Jane felt she’d given Gabby all the advantages that a caring single mother could possibly provide in this so-called democracy that repressed the “weaker” sex on all fronts dealing with decision-making in law and government and business and medicine and education. Jane believed she’d done all in her power to shield Gabby from such realities. As a result, Gabby didn’t accept being boxed in by this man’s world. Now Gabby had seen children small, frail, and innocent in hopeless plight. How could Gabrielle Tewes share their pathos and their folklore with her colleagues at Rush Medical College, at Cook County, and on the suffragette front? What could a woman in American society in 1893 do about a damn thing? Then again…if women had the vote and enough trumpeted the cause of the indigent, homeless, and illiterate, perhaps one day women could effect sweeping changes in political priorities. Perhaps 1900 would see the suffragettes win equal rights for every woman. Now, that surely would be a Second Coming, now wouldn’t it, she thought, a sad half smile gracing her features now.

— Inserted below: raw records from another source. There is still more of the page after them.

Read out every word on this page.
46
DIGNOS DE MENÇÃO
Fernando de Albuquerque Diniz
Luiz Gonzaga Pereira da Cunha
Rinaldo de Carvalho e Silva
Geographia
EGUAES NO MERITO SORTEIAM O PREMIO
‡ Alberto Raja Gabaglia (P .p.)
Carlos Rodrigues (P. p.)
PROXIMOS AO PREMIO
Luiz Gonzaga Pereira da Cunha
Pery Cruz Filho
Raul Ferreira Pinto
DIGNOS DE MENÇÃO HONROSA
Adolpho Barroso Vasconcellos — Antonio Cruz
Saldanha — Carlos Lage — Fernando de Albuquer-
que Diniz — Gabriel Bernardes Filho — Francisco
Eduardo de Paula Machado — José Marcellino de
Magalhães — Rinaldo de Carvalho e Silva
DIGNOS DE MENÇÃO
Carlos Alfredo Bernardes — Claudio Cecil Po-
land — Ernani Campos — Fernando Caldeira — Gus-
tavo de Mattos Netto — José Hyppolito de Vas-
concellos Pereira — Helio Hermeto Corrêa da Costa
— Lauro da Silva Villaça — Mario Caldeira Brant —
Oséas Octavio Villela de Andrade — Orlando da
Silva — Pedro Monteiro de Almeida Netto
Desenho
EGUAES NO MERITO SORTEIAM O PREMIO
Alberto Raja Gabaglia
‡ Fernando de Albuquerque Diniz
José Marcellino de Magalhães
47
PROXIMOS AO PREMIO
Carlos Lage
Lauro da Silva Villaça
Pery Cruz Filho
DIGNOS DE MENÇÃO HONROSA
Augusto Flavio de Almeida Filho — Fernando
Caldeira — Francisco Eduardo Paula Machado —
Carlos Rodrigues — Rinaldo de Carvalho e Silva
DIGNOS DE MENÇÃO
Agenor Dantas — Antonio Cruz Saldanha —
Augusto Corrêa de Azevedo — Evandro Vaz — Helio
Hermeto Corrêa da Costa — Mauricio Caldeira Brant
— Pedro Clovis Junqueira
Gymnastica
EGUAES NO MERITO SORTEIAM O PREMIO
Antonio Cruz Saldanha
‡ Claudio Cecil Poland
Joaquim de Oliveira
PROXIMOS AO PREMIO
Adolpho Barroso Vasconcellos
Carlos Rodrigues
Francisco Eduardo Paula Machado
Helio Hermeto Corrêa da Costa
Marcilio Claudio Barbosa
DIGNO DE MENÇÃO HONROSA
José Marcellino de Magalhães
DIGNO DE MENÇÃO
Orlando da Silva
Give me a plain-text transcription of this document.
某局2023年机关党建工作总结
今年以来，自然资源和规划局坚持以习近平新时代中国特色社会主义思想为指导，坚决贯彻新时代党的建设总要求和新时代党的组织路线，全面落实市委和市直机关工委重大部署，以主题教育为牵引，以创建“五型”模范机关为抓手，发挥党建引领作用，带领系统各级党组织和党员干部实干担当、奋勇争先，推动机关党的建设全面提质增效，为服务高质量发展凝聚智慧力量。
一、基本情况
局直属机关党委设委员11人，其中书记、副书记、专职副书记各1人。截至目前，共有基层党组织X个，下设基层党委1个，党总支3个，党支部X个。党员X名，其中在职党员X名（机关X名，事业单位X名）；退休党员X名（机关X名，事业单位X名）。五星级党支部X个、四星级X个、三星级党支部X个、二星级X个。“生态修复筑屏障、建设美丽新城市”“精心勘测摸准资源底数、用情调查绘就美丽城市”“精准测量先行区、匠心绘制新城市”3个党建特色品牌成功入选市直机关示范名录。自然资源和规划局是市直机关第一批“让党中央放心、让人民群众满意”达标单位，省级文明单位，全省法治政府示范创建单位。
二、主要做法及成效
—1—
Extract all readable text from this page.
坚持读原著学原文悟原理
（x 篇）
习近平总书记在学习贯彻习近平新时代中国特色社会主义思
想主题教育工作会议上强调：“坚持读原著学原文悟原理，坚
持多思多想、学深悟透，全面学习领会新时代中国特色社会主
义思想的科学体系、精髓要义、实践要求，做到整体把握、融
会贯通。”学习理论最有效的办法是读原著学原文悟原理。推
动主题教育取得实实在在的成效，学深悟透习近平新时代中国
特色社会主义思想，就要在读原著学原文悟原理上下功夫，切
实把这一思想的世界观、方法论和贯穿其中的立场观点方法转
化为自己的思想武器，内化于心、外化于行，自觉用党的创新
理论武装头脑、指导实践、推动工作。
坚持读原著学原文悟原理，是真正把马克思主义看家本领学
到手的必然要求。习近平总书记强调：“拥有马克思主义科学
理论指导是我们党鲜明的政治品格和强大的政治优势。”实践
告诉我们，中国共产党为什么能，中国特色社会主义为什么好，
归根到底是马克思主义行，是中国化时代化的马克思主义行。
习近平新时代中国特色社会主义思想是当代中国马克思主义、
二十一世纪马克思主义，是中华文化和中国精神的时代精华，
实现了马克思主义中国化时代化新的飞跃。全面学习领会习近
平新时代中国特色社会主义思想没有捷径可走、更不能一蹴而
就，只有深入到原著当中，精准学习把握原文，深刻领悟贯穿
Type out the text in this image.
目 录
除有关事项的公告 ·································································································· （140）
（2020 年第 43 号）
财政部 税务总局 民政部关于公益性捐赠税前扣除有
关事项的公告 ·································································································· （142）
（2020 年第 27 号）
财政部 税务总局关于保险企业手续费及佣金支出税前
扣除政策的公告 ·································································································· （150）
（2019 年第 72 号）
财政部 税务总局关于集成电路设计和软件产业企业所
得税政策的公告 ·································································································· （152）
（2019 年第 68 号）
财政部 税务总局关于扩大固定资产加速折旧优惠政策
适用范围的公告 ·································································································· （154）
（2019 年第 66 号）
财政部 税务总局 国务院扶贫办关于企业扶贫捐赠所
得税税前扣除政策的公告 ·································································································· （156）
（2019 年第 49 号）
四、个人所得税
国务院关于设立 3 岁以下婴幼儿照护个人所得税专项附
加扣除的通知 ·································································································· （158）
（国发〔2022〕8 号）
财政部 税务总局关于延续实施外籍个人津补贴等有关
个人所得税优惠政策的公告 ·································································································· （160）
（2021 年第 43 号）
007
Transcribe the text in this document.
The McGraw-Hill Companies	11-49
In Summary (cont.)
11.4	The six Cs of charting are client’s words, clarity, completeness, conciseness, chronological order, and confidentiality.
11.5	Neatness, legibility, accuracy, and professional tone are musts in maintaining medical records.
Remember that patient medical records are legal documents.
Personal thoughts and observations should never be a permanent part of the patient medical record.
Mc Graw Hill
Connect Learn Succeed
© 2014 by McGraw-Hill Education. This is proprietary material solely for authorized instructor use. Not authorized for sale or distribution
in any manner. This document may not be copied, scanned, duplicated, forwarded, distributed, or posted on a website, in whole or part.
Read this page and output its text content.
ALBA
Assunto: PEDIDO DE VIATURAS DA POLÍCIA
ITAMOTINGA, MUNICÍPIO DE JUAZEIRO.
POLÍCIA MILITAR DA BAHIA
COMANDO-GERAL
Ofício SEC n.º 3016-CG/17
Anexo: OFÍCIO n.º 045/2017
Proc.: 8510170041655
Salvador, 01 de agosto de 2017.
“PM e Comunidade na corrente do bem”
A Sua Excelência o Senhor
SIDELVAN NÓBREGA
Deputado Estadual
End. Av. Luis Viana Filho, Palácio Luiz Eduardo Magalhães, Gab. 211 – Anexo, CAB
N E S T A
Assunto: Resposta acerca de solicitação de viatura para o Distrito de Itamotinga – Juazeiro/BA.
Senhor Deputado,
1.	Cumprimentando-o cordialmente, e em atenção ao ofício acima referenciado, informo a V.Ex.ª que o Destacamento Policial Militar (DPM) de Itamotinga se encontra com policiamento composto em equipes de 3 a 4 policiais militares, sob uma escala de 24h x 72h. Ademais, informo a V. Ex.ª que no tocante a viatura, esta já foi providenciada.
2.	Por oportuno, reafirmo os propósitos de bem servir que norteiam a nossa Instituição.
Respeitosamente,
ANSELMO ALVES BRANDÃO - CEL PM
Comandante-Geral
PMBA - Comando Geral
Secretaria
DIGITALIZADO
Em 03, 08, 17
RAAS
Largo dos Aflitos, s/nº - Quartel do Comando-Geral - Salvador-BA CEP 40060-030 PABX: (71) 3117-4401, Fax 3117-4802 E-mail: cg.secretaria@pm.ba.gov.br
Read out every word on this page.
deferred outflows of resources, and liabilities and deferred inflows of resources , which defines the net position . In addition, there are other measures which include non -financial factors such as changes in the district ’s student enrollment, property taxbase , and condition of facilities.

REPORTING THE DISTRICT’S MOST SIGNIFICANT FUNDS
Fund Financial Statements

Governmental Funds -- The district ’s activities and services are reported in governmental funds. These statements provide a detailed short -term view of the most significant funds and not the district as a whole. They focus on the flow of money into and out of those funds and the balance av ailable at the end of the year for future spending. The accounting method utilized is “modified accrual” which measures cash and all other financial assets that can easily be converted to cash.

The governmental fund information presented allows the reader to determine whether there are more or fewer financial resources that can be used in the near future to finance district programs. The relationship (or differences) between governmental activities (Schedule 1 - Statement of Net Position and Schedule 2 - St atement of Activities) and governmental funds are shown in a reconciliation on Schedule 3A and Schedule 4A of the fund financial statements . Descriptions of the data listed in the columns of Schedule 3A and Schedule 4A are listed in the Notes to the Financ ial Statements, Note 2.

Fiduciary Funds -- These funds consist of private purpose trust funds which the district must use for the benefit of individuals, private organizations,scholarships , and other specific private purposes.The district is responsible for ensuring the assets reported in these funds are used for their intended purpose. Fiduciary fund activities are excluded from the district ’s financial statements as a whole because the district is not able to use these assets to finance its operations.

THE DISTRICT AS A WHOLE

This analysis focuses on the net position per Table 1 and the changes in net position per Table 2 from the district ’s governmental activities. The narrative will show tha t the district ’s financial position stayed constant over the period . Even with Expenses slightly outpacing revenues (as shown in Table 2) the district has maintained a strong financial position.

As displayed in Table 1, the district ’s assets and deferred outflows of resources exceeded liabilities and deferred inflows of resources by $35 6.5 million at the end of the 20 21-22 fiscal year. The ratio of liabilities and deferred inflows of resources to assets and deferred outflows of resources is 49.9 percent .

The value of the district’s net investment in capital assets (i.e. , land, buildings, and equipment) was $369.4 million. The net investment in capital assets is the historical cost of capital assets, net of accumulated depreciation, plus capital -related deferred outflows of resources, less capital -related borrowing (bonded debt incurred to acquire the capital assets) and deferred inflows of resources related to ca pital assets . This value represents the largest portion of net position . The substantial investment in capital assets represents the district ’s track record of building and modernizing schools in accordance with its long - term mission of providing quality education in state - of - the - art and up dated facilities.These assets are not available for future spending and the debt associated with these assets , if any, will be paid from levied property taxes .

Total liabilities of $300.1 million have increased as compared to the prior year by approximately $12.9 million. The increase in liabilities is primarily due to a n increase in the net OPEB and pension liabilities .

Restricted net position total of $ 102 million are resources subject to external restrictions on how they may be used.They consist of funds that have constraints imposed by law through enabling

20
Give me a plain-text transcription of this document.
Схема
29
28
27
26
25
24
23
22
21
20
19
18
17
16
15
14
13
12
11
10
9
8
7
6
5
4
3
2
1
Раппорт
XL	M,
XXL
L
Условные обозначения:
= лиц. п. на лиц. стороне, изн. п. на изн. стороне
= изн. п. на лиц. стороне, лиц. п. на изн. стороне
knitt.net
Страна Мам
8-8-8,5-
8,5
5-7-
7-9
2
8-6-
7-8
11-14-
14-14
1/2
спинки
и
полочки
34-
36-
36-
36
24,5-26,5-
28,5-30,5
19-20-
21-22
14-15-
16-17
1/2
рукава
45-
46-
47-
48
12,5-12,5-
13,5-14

“I know what you’re thinking,” said Gabby, who’d smelled the rich tea and joined Jane.

“You do? Surprise me, regale me with your powers, my sweet.”

“You’re thinking that you ought to’ve kept me from going with you down into the ghetto today; that you ought to’ve sheltered me from that, but Mother, I’m doing rounds at Cook County now on Dr. Fenger’s surgical staff, and in his morgue. I’ve seen terrible human suffering there. Amputees, TB, bursting hearts, swollen bodies. Why, I’ve even seen two victims of the Vanishings.”

“My God…what is Christian exposing you to?”

“Life…well, death…reality…whatever one care’s call it, it’s there at Cook County every day, every hour.”

“As I am well aware.” Jane drew in a deep breath and pushed her empty teacup aside. “Gabby, just know that I love you so much.”

Gabby reached a hand across and squeezed her mother’s. “I never realized just how protected and in luxury we are, able to afford the rent on this place, thinking of purchasing now that Dr. Tewes is raking in so much…but I do now. I also appreciate all that you and your Dr. Tewes have done for me, Mother.”

“Children shouldn’t have to spend a single night with hunger, cold, and discomfort gnawing at them, or have to create mythological underpinnings out of fear, need, and self-preservation, both physical and mental.”

“I wish there were something we could do for the children.”

“Perhaps we can start a fund…raise awareness. You could make it an offshoot of what the suffragettes do, maybe?”

“I will certainly propose it at our next meeting.”

Jane had long ago given up any opposition to Gabby’s participation in the suffragette cause, accepting her daughter’s wishes and opinions on the matter, rethinking it altogether again after today.

“Look, dear, we can’t allow a sense of guilt at our own comfort to overtake us either.”

“As we sit here eating a sumptuous meal in the warm glow of a fire and candle-lit table with music on the phonograph?” asked Gabby. “What have we to feel guilty about? Isn’t it the Chicago way? Every man, woman, and child for himself? And money is our religion?”

“Please, Gabby, I pray you’ll not become bitter and angry over this.”

“Frankly, I’d like to see the herd get a little bitter and angry over this.”

“The herd?”

“All of us, Mother, including the big shots, the politicians and the merchants, the mayor, the city councilmen. Why are such matters considered unworthy of serious attention by the men running this city?”